La noche, cayendo, hacía más inefable y frío todo lo que los rodeaba. No se veía mas que el campo frío cubierto de menuda hierba pisoteada, barrancos de arcilla, colmas y abismos. Había sobre todo precipicios muy profundos junto a otros pequeños cubiertos de hierbas trepadoras. Había mucha obscuridad adentro, y el no estar a aquella hora la gente que durante el día trabajaba en ellos hacía más desierto y más triste aún aquel lugar. A los lados, acá y allá, se distinguían en la noche jirones azules de la fría niebla de los bosquecillos que parecían prestar oído a los precipicios lúgubres para escuchar lo que les contaban.

Niemovetsky dominó el sentimiento penoso y confuso de la inquietud y dijo:

—No, no nos hemos extraviado. Conozco el camino. Iremos primero por el campo y después a través de aquel bosquecillo. ¿Tiene usted miedo?

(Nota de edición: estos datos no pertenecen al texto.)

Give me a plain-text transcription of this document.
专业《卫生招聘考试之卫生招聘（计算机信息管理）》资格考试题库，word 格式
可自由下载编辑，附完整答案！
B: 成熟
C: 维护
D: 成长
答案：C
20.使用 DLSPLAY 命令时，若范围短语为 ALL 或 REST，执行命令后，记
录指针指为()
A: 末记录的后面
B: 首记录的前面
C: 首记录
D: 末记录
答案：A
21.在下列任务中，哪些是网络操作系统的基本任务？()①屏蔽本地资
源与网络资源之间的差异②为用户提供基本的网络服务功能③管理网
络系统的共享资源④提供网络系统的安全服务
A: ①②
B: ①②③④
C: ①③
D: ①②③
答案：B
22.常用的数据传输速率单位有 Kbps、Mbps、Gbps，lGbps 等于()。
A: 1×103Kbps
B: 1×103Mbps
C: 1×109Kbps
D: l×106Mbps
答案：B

Ella sonrió y respondió animosamente:

—No, ahora ya no le tengo; pero tenemos que darnos prisa para tomar el te.

Empezaron a caminar, primero rápida y resueltamente; pero pronto acortaron el paso. Sentían a su alrededor la penosa hostilidad del campo pisoteado como si los observaran miles de ojos sombríos e inmóviles; este sentimiento los acercó el uno al otro, trayendo a su memoria recuerdos de la infancia.